“What do you like to do? Do you have any hobbies?”
Megan looked as if she was about to say something more, but stopped herself.
He placed his finger gently under her chin, forcing her to look at him. “Tell me what you were going to say. Please, don’t hold anything back from me.”
She shook her head as her cheeks turned a lovely shade of pink.
He laughed. “Come now! It can’t be that bad. Tell me.”
“Oh, no ye don’t.” Megan pulled back, her Irish brogue even more prominent. “Ye won’t be gittin’ no secrets out of me.”
“I bet I can.”
She shook her head.
He took her hand and kissed it, and then began kissing his way up her arm.
“Okay, okay! Ye don’ play fair,” she relented, pulling her arm away. “I was about to say that when ye’re poor, ye don’t have many choices fer hobbies. Surviving becomes yer hobby.” She checked her hat to ensure that it hadn’t become dislodged, and then turned to look out the window. “But of course, ye probably know nothing of that.”

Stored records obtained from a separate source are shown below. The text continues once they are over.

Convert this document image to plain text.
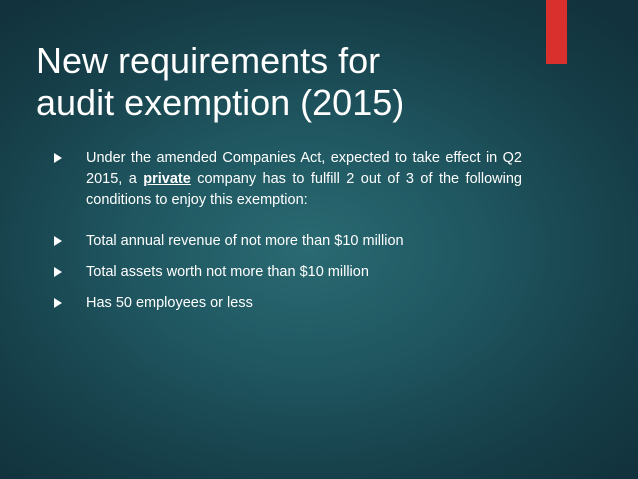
New requirements for
audit exemption (2015)
Under the amended Companies Act, expected to take effect in Q2 2015, a private company has to fulfill 2 out of 3 of the following conditions to enjoy this exemption:
Total annual revenue of not more than $10 million
Total assets worth not more than $10 million
Has 50 employees or less
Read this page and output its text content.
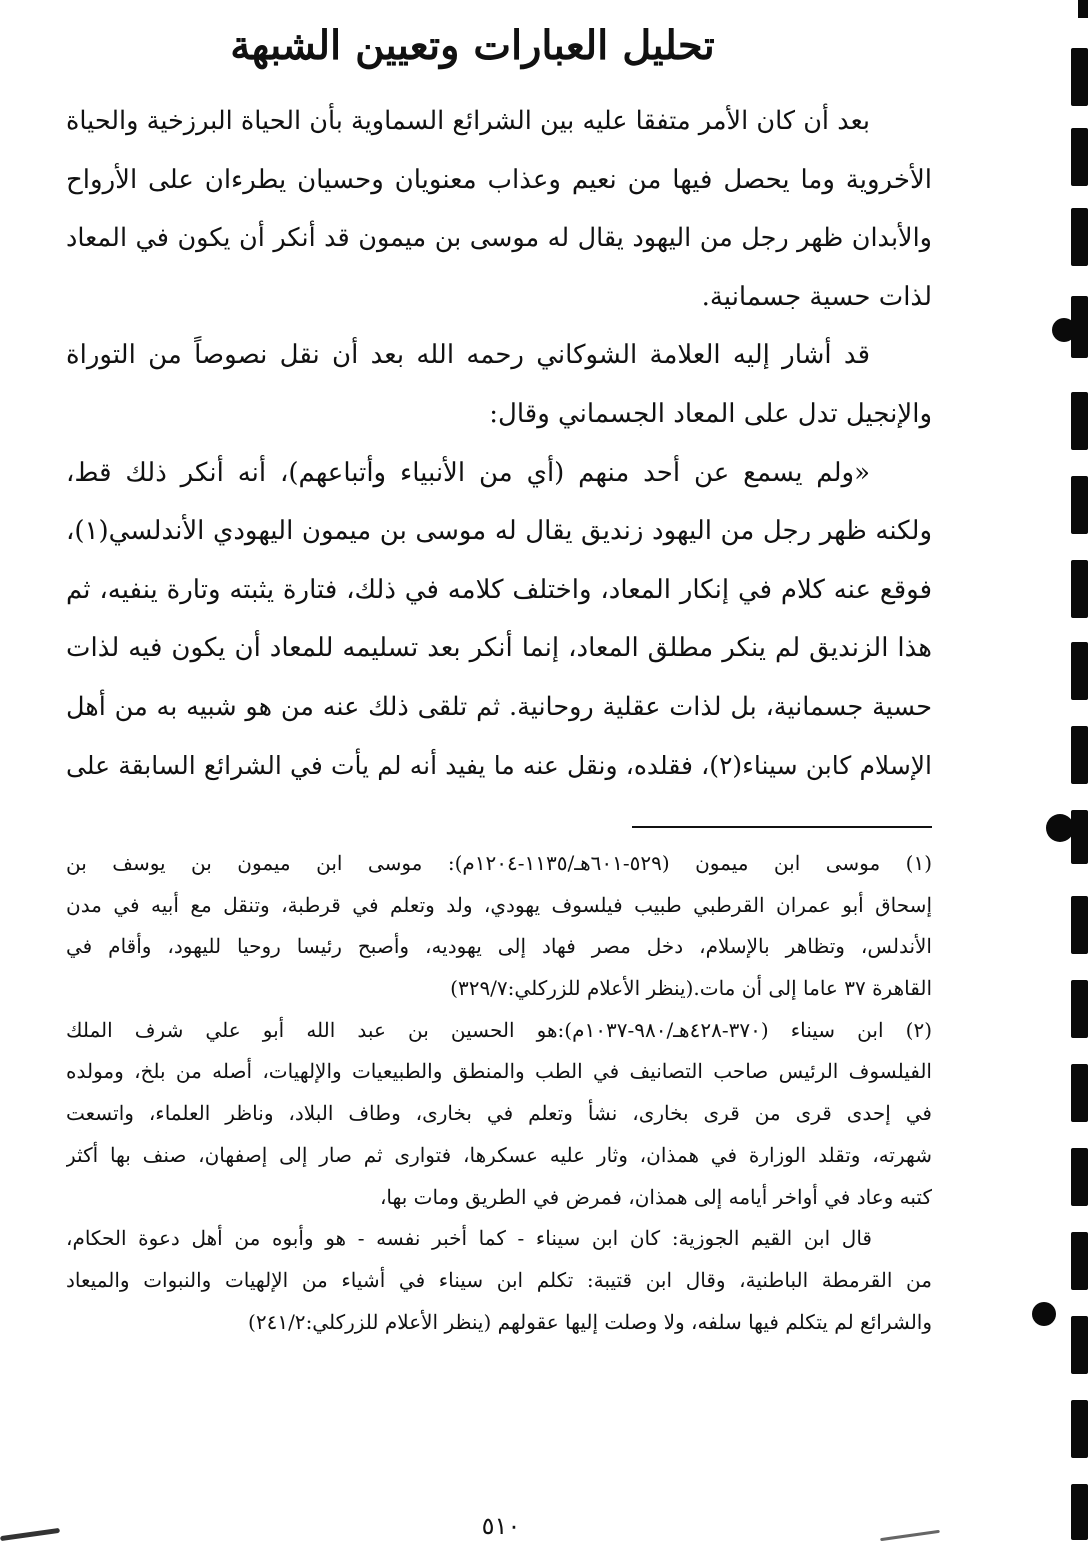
تحليل العبارات وتعيين الشبهة
بعد أن كان الأمر متفقا عليه بين الشرائع السماوية بأن الحياة البرزخية والحياة
الأخروية وما يحصل فيها من نعيم وعذاب معنويان وحسيان يطرءان على الأرواح
والأبدان ظهر رجل من اليهود يقال له موسى بن ميمون قد أنكر أن يكون في المعاد
لذات حسية جسمانية.
قد أشار إليه العلامة الشوكاني رحمه الله بعد أن نقل نصوصاً من التوراة
والإنجيل تدل على المعاد الجسماني وقال:
«ولم يسمع عن أحد منهم (أي من الأنبياء وأتباعهم)، أنه أنكر ذلك قط،
ولكنه ظهر رجل من اليهود زنديق يقال له موسى بن ميمون اليهودي الأندلسي(١)،
فوقع عنه كلام في إنكار المعاد، واختلف كلامه في ذلك، فتارة يثبته وتارة ينفيه، ثم
هذا الزنديق لم ينكر مطلق المعاد، إنما أنكر بعد تسليمه للمعاد أن يكون فيه لذات
حسية جسمانية، بل لذات عقلية روحانية. ثم تلقى ذلك عنه من هو شبيه به من أهل
الإسلام كابن سيناء(٢)، فقلده، ونقل عنه ما يفيد أنه لم يأت في الشرائع السابقة على
(١) موسى ابن ميمون (٥٢٩-٦٠١هـ/١١٣٥-١٢٠٤م): موسى ابن ميمون بن يوسف بن
إسحاق أبو عمران القرطبي طبيب فيلسوف يهودي، ولد وتعلم في قرطبة، وتنقل مع أبيه في مدن
الأندلس، وتظاهر بالإسلام، دخل مصر فهاد إلى يهوديه، وأصبح رئيسا روحيا لليهود، وأقام في
القاهرة ٣٧ عاما إلى أن مات.(ينظر الأعلام للزركلي:٣٢٩/٧)
(٢) ابن سيناء (٣٧٠-٤٢٨هـ/٩٨٠-١٠٣٧م):هو الحسين بن عبد الله أبو علي شرف الملك
الفيلسوف الرئيس صاحب التصانيف في الطب والمنطق والطبيعيات والإلهيات، أصله من بلخ، ومولده
في إحدى قرى من قرى بخارى، نشأ وتعلم في بخارى، وطاف البلاد، وناظر العلماء، واتسعت
شهرته، وتقلد الوزارة في همذان، وثار عليه عسكرها، فتوارى ثم صار إلى إصفهان، صنف بها أكثر
كتبه وعاد في أواخر أيامه إلى همذان، فمرض في الطريق ومات بها،
قال ابن القيم الجوزية: كان ابن سيناء - كما أخبر نفسه - هو وأبوه من أهل دعوة الحكام،
من القرمطة الباطنية، وقال ابن قتيبة: تكلم ابن سيناء في أشياء من الإلهيات والنبوات والميعاد
والشرائع لم يتكلم فيها سلفه، ولا وصلت إليها عقولهم (ينظر الأعلام للزركلي:٢٤١/٢)
٥١٠
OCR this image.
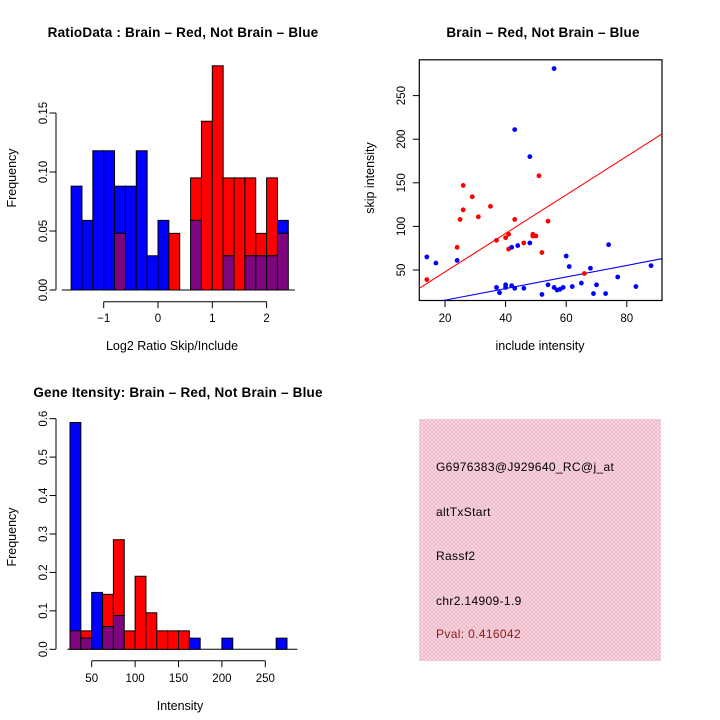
RatioData : Brain – Red, Not Brain – Blue
Log2 Ratio Skip/Include
Frequency
−1	0	1	2
0.00
0.05
0.10
0.15
Brain – Red, Not Brain – Blue
include intensity
skip intensity
20	40	60	80
50
100
150
200
250
Gene Itensity: Brain – Red, Not Brain – Blue
Intensity
Frequency
50 100 150 200 250
0.0
0.1
0.2
0.3
0.4
0.5
0.6
G6976383@J929640_RC@j_at
altTxStart
Rassf2
chr2.14909-1.9
Pval: 0.416042
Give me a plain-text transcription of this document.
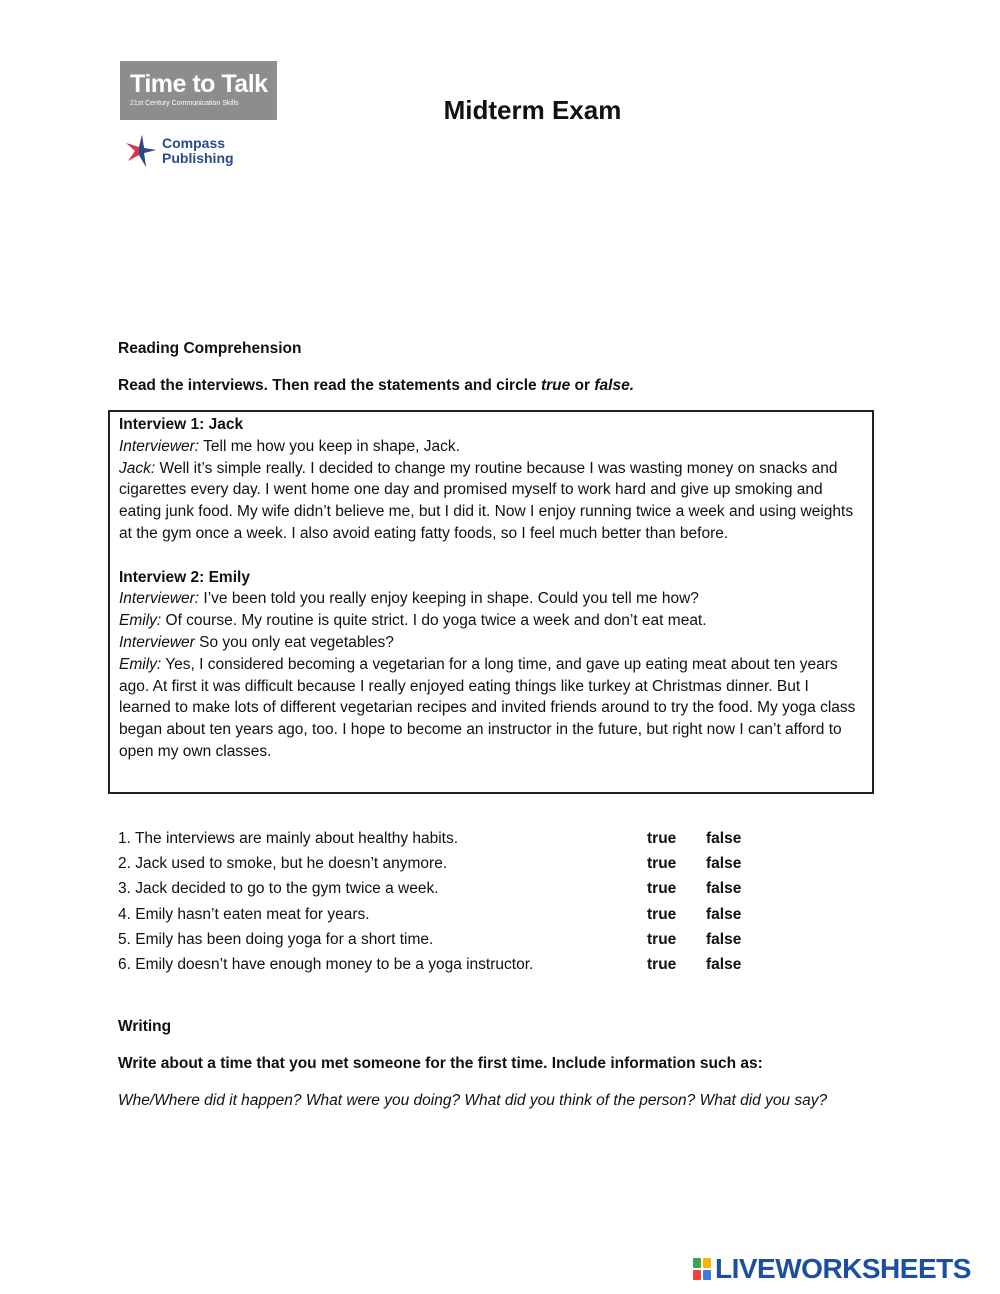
Time to Talk
21st Century Communication Skills
Compass
Publishing
Midterm Exam
Reading Comprehension
Read the interviews. Then read the statements and circle true or false.

Interview 1: Jack

Interviewer: Tell me how you keep in shape, Jack.

Jack: Well it’s simple really. I decided to change my routine because I was wasting money on snacks and cigarettes every day. I went home one day and promised myself to work hard and give up smoking and eating junk food. My wife didn’t believe me, but I did it. Now I enjoy running twice a week and using weights at the gym once a week. I also avoid eating fatty foods, so I feel much better than before.

Interview 2: Emily

Interviewer: I’ve been told you really enjoy keeping in shape. Could you tell me how?

Emily: Of course. My routine is quite strict. I do yoga twice a week and don’t eat meat.

Interviewer So you only eat vegetables?

Emily: Yes, I considered becoming a vegetarian for a long time, and gave up eating meat about ten years ago. At first it was difficult because I really enjoyed eating things like turkey at Christmas dinner. But I learned to make lots of different vegetarian recipes and invited friends around to try the food. My yoga class began about ten years ago, too. I hope to become an instructor in the future, but right now I can’t afford to open my own classes.

1. The interviews are mainly about healthy habits.	true false
2. Jack used to smoke, but he doesn’t anymore.	true false
3. Jack decided to go to the gym twice a week.	true false
4. Emily hasn’t eaten meat for years.	true false
5. Emily has been doing yoga for a short time.	true false
6. Emily doesn’t have enough money to be a yoga instructor.	true false
Writing
Write about a time that you met someone for the first time. Include information such as:
Whe/Where did it happen? What were you doing? What did you think of the person? What did you say?
LIVEWORKSHEETS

“You’d be surprised.” Dallas squeezed her hand, claiming her attention. “Megan, I grew up poor, too. My father was a sharecropper.”
She raised her eyebrows in disbelief.
“No, it’s true. My father didn’t believe in education, but he did believe in hard work.”
“And what do ye believe in?”
Dallas’s eyebrows pulled together in concern. “I believe in both.”